Mais d’autres fractures dans le couple franco-allemand ont trait aux règles spécifiques qui régissent la vie des deux armées : « les règles européennes sur le temps de travail sont appliquées aux militaires allemands mais pas aux militaires français », explique le général Lecointre. En effet, la fameuse directive européenne 2003/88/CE, entrée en vigueur en 2016 en Allemagne, fixe notamment à quarante-huit heures la durée maximale du travail hebdomadaire et à huit heures celle du travail de nuit. Cette mesure « pourrait avoir eu des effets négatifs sur la disponibilité des militaires allemands », s’inquiétaient les sénateurs Joël Guerriau (Les Indépendants) et Gilbert Roger (PS) en novembre dernier dans un rapport sur la PLF 2018. De son côté, Paris continue à jouer la montre en retardant au maximum la transposition du texte, en attendant qu’une « solution réaliste et ne mettant pas en cause les fondements de la fonction militaire » survienne, ajoutaient les deux sénateurs.
 
Face à ces clivages, reste la réalité du terrain, tempère le général Lecointre. Qu’il s’agisse de missions d’entraînement, de maintien de la paix ou de combat, « la contingence des circonstances peut pousser nos partenaires à s’engager davantage, par nécessité : même si on refuse par principe les missions de combat, on peut dans certaines circonstances ne pas avoir le choix », précise-t-il. C’est notamment le cas de la MINUSMA car « si les casques bleus nous paraissent avoir une posture peu offensive, ils subissent en réalité de dures attaques et leurs pertes sont lourdes », déplore Lecointre. Rappelons, par exemple, le décès d’un équipage de Tigre allemand suite à l’accident de leur hélicoptère lors d’une mission de reconnaissance en juillet 2017.
 
Patience donc…, tempère un général Lecointre, selon qui il est primordial de ne pas manifester « de mauvaises manières à nos partenaires ; entraînons-les avec nous, et espérons qu’ils évoluent peu à peu, au fur et à mesure des engagements conjoints ». In fine, pareil déploiement, même en vases plus ou moins clos, finissent par créer « les conditions d’un processus d’aguerrissement commun qui ne peut être que positif », ajoute le général Lecointre. Il serait contre-productif de chercher à forcer la main des Allemands en demandant d’eux des engagements dont ils ne sont aujourd’hui pas capables. Plus de trente ans après sa création, la BFA doit encore atteindre sa vitesse de croisière, un second souffle qui doit nécessairement passer par un changement de posture de la part de Berlin.
 
Hasard ou non des calendriers, la publication de l’audition du général Lecointre coïncide précisément avec celle d’un important document de planification détaillant l’avenir de la Bundeswehr d’ici 2032. Pas d’évolutions législatives ni de programmes d’armement majeurs mais plutôt la modélisation d’un « profil » appelé à restructurer en profondeur le portfolio capacitaire d’une Bundeswehr qui exclut de rester sur la touche.

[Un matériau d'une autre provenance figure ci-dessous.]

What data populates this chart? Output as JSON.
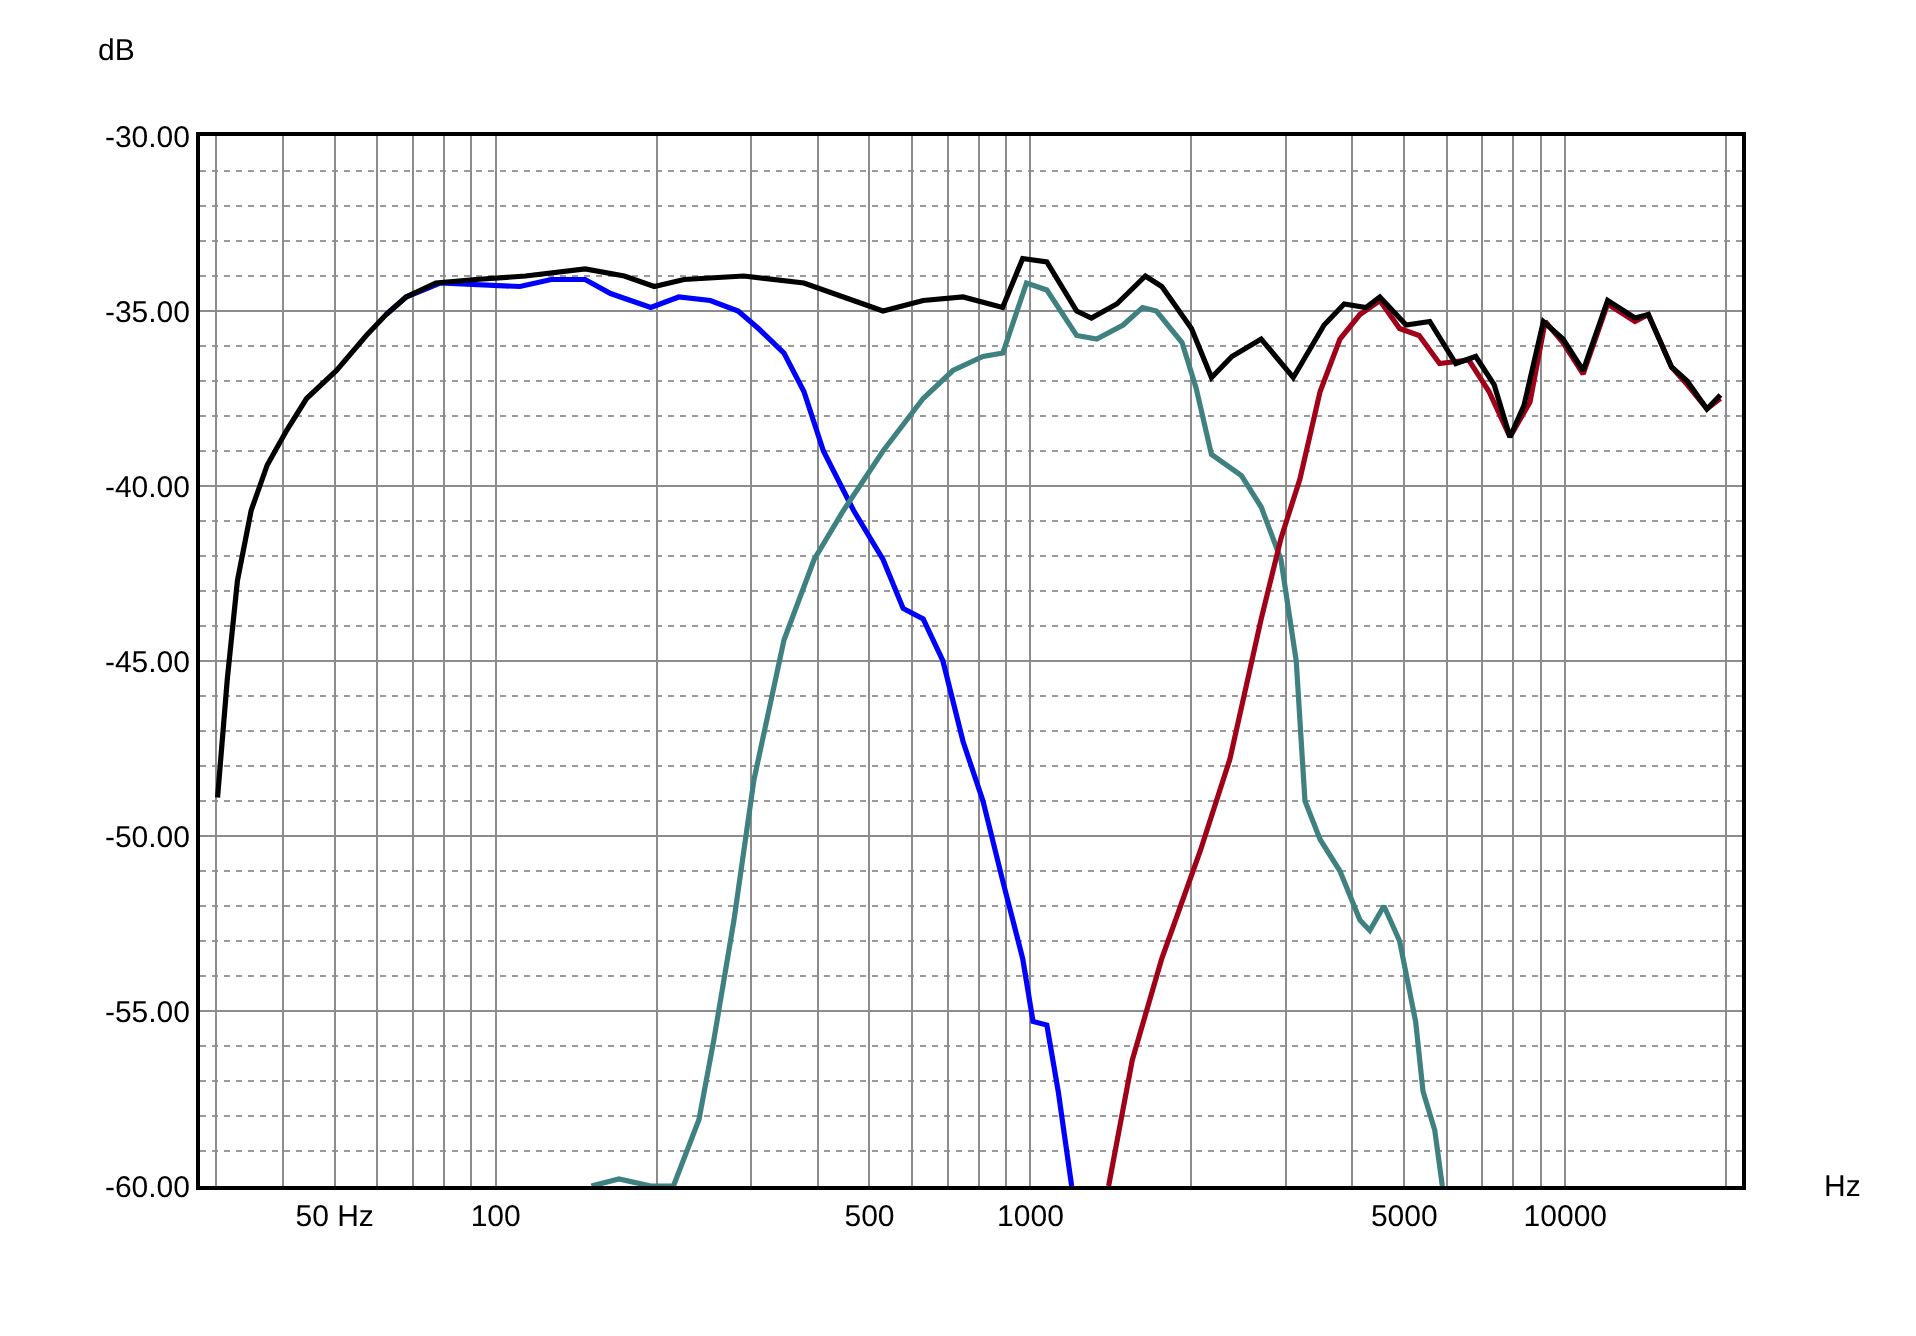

Au menu : peu d’informations mais déjà trois jalons intermédiaires : 2023, 2027 et 2031. Seul le premier de ces jalons semble, pour l’heure, précisé : il s’agit ni plus ni moins de la participation de l’Allemagne à la Force de réaction rapide de l’OTAN (VJTF), à laquelle la Bundeswehr fournira non seulement une brigade mais également des éléments aériens et navals. Quant au contenu des étapes futures, le ministère se contente d’expliquer qu’« elles seront spécifiées dans le cadre de mises à jour annuelles ». Un flou volontaire grâce auquel, espère-t-on, l’Allemagne pourra évoluer vers une conception davantage « française» des OPEX.